Leadheads and Leeches

Leeches are another favorite temptation for walleye. This is one of the simplest presentations for anglers. For example, there is no need to use anything other than the jig and the leech. However, some anglers do feel that adding some color aids there efforts. In this instance, you may find it helpful to place a piece of a plastic grub on the hook before the leech.

This presentation can prove extremely successful in shallow waters, but that is not to say that it cannot perform in the deep sections. In fact, a vertical presentation can be used to reach walleye that are more than 8 feet deep.
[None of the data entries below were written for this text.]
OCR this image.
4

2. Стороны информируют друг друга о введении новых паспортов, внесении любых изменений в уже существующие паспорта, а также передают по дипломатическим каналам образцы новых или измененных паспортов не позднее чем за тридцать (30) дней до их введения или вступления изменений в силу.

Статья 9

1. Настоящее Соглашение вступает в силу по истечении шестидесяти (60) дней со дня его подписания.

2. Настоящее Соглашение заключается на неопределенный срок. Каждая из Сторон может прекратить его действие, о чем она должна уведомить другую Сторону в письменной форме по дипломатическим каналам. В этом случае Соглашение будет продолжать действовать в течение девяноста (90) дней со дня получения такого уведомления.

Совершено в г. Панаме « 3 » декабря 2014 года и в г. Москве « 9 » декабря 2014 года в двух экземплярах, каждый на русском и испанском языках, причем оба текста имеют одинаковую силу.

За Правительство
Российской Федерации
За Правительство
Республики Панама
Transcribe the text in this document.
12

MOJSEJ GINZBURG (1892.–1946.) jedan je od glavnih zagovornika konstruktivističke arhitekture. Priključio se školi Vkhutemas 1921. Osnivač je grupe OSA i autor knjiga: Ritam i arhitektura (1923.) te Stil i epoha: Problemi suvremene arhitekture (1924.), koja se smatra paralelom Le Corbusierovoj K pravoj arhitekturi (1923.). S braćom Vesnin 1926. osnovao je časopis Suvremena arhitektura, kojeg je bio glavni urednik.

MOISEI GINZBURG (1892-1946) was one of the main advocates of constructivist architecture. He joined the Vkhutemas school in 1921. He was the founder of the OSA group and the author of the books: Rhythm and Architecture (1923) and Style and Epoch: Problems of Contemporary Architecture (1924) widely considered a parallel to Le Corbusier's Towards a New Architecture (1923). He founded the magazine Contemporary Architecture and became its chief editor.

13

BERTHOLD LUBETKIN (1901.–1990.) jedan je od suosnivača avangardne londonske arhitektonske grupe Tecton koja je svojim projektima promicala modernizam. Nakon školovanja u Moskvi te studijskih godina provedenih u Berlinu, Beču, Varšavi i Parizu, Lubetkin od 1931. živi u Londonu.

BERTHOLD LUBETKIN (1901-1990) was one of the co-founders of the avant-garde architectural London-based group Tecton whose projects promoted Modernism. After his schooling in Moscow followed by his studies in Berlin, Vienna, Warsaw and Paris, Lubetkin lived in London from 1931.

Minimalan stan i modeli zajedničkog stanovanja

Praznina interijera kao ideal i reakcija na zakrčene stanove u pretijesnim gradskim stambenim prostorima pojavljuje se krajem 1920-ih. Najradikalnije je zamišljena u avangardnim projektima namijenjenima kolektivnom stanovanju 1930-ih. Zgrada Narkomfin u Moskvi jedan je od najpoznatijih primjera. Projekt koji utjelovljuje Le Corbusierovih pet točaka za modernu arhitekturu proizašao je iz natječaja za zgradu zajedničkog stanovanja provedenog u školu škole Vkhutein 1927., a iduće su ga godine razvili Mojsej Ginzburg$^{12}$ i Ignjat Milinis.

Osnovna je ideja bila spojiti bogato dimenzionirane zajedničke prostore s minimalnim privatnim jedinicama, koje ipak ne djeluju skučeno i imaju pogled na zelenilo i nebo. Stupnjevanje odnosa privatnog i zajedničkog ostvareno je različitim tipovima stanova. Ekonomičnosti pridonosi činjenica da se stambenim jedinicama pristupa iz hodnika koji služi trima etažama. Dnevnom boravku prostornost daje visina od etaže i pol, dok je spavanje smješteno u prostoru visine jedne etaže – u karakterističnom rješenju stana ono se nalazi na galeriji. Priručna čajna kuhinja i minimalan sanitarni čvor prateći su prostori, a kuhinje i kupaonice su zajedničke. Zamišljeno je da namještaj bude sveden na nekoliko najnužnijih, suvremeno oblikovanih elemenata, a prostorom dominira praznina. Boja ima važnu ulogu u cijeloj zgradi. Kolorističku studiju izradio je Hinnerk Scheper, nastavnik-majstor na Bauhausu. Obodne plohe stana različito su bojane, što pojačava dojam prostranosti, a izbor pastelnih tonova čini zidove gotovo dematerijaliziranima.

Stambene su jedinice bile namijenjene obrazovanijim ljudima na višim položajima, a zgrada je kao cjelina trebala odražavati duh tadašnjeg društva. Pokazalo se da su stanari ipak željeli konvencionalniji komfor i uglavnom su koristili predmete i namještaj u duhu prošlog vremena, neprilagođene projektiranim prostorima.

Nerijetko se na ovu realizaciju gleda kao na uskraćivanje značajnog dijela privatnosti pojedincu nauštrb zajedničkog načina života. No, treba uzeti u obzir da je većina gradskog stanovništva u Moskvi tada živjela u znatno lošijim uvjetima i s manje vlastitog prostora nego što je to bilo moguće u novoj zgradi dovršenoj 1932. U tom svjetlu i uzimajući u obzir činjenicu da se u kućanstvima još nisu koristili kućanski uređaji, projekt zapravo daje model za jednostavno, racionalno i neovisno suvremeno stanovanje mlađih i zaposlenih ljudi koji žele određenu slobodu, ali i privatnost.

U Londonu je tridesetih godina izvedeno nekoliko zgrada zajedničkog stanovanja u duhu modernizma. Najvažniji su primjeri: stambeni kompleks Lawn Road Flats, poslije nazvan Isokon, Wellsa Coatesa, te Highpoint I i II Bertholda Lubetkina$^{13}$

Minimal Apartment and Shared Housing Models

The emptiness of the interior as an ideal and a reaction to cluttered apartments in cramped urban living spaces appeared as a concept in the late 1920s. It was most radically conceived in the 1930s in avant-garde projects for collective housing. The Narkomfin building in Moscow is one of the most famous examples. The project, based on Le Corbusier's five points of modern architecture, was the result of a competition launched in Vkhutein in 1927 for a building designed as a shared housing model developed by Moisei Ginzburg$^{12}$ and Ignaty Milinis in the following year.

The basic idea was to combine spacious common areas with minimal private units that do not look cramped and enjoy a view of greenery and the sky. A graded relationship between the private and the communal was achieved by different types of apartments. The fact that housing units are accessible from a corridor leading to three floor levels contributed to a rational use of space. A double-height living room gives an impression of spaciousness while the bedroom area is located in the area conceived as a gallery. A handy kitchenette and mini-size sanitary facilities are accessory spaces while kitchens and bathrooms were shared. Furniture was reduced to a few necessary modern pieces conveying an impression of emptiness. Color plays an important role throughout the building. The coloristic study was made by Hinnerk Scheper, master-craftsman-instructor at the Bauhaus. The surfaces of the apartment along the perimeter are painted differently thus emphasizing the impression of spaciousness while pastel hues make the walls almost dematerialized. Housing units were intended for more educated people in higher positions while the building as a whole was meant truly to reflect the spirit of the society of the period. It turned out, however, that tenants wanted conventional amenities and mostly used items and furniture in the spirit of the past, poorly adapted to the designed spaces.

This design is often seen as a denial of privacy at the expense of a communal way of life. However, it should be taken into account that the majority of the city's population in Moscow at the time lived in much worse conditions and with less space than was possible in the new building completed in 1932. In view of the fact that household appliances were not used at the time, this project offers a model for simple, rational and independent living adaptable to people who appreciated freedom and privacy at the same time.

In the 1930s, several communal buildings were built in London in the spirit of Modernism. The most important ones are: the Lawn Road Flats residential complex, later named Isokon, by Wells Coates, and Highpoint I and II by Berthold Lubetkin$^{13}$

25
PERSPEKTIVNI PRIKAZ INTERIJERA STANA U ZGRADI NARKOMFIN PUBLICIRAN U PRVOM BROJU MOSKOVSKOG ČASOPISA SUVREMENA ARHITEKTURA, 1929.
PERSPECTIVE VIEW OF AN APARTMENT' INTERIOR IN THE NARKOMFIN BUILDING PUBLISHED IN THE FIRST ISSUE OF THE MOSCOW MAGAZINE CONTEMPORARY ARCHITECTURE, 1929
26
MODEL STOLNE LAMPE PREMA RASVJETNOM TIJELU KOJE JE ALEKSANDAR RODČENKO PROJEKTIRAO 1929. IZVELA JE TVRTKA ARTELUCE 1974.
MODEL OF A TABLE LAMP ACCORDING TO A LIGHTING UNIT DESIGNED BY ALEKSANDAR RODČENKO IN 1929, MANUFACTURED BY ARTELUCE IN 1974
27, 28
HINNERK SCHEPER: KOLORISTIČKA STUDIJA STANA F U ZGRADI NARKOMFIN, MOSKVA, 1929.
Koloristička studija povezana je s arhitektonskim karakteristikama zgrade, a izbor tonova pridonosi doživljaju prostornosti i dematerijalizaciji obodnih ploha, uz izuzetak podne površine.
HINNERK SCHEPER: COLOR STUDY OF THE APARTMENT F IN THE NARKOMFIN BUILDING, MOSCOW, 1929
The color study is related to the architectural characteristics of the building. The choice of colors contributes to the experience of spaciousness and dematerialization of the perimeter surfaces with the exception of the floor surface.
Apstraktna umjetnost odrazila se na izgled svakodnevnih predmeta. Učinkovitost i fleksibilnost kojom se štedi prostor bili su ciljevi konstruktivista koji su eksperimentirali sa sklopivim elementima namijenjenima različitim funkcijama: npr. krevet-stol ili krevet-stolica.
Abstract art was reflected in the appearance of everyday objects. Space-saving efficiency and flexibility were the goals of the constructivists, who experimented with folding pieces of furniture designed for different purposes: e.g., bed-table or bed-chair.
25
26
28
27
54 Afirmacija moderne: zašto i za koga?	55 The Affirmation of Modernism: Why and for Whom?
However, in this circumstance, it is imperative that you use a heavy jig (1 ounce or more in weight), which will keep your line beneath your boat.

Spinner Rig and Minnows

Numerous anglers choose to craft their own spinner rig, but you can also purchase a ready-made one from any good tackle shop.

Typically, a spinner rig and its minnow are used in conjunction with a medium/fast rod action and are trolled. Most anglers suggest that it is best to keep the rod in motion, in the region of 1 foot from the riverbed. This can be achieved in a number of ways including a bait walker, weighted wire, in-line keel sinker and three-way swivel. Your decision over which option is best for you may depend upon the depth of the river or the flow of the current.

Unlike slip-bobbers, spinner rigs are best used in trolling off the back of the boat, which is best achieved when moving upstream. This presentation allows you the opportunity to catch one of the more active and aggressive walleye. However, while it is advisable to troll through runs, it is not a good idea to troll through riffles even at 6 feet.